The fix: v3 drops the leaky feature
Trained 2026-05-21. Dropped country_risk_tier
entirely. Added three new interaction features:
rate_count_interaction: anomaly_rate × measurement_countrate_spike_interaction: anomaly_rate × spike_magnitudehigh_evidence: 1 if measurement_count ≥ 50 else 0
New feature importance — no single dominant feature
| Feature | v3 importance |
|---|---|
| rate_count_interaction | 40.6% |
| measurement_count | 21.6% |
| rate_spike_interaction | 11.2% |
| spike_magnitude | 10.5% |
| anomaly_rate | 6.3% |
Top-3 sum: 73% (was 85% from a single feature in v2). Top-5: 90%. Healthy distribution — no single feature is doing all the work.
Honest evaluation: leave-country-out
Stratified 5-fold gives AUC 0.904 ± 0.092, F1 0.464 ± 0.153. Lower than v2's inflated 1.0/0.998 — and that's the point. Now the numbers are honest.
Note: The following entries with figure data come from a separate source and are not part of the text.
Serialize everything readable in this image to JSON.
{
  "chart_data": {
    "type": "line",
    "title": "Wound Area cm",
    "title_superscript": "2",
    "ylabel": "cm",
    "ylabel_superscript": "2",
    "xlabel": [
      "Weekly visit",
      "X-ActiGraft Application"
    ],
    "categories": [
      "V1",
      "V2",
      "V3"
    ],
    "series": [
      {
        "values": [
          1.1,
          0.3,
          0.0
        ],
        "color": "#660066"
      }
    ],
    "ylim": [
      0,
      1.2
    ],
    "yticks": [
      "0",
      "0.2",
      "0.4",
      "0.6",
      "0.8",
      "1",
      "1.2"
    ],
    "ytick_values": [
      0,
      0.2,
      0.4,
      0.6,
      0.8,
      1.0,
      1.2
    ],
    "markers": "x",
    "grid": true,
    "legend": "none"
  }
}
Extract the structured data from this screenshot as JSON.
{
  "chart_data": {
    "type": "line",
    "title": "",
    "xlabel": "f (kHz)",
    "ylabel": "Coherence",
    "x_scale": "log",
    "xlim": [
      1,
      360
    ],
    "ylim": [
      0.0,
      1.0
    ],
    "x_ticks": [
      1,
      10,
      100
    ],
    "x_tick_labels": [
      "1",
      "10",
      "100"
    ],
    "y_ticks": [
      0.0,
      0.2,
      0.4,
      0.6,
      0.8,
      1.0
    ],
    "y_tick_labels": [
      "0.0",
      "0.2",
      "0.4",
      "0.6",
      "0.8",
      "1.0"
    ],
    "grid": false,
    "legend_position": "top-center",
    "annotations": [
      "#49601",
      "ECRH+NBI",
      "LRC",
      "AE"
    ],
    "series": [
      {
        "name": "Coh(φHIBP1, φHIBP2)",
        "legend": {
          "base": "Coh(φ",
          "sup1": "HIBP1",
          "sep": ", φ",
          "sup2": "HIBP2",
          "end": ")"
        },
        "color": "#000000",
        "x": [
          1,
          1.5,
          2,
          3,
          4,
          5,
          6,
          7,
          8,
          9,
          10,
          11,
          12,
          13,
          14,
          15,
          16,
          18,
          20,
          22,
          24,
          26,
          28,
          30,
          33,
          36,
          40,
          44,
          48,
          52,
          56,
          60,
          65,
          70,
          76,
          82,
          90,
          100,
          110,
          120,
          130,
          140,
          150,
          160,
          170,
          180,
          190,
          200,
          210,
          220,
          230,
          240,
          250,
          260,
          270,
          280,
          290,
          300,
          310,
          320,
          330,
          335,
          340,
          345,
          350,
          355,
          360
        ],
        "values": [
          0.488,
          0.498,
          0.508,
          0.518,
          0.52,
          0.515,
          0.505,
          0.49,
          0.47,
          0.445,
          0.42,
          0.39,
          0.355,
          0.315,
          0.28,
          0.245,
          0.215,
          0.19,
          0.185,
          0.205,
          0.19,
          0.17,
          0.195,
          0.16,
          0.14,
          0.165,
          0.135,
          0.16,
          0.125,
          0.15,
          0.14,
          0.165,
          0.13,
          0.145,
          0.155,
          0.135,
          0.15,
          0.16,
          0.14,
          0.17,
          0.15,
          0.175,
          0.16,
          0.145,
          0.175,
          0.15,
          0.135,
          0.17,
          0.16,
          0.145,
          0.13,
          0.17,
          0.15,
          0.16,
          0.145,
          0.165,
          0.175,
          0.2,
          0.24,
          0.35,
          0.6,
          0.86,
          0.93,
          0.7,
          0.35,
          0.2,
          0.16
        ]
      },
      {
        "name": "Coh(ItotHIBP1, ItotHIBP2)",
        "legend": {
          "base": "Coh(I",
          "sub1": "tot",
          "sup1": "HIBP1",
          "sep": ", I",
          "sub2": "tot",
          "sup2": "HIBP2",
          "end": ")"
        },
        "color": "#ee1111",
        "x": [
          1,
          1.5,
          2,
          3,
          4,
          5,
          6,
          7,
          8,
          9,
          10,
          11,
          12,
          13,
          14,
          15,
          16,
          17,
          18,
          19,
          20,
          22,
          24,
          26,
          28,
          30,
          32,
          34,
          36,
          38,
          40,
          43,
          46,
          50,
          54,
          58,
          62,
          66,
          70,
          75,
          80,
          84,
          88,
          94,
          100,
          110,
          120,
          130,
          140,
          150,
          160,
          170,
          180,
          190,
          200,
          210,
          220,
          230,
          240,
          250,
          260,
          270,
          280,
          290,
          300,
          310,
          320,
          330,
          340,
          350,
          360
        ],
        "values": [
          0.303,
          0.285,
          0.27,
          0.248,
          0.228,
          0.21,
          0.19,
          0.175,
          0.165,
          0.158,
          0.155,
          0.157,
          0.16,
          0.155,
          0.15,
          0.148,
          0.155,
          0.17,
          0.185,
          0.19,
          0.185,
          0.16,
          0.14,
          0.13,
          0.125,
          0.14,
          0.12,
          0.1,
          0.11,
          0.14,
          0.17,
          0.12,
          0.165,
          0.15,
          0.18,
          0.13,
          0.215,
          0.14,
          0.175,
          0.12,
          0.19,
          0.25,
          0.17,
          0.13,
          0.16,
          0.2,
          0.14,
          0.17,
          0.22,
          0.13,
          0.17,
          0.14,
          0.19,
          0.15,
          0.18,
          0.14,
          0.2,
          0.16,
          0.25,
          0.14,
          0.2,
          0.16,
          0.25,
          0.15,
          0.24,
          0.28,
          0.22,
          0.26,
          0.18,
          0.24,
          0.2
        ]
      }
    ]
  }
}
The real test is leave-country-out (LOCO): for each country with labeled positives, train on the other countries' data, test on the held-out country. The model never sees the held-out country during training, so there's no label leakage. LOCO median F1 was 0.857.
- Iran (20 samples, 4 positives): AUC 0.953, F1 0.857 ✓
- Russia (8 samples, 3 positives): F1 0.857 ✓
- India (9 samples, 1 positive): AUC 0.875, F1 0.000
- Myanmar (2 samples): F1 1.000
- Tanzania (2 samples): F1 1.000
- China (7 samples — all positive, no AUC computable): F1 0.250
- Kazakhstan (3 samples, single positive): AUC 0.500, F1 0.000
What v3 is good for
Strong: Iran-class events (high-volume, high- anomaly-rate, well-evidenced). v3 finds these reliably without needing the country-tier crutch.
Weak: Sparse-evidence countries with 1-2 labeled positives. The model has trouble generalizing to countries it barely saw.
Honest deployment recommendation: use v3 to gate candidate incidents for review, not to auto-publish. The 0.86 LOCO F1 is a good signal for "this anomaly probably matters" but not good enough for "publish this as confirmed without human review" in low-positive-data countries.
Status
v3 model artifact lives at
/opt/voidly-ai/models/censorship_classifier_v3_promoted.pkl
on Vultr. The training script is in the public repo at
scripts/train-classifier-v3.py. Metrics JSON at
scripts/classifier-v3-metrics.json.
Next step: wire v3 into create-voidly-incidents.py
so incident creation actually USES the classifier instead of
rule-based heuristics. That's a separate ship.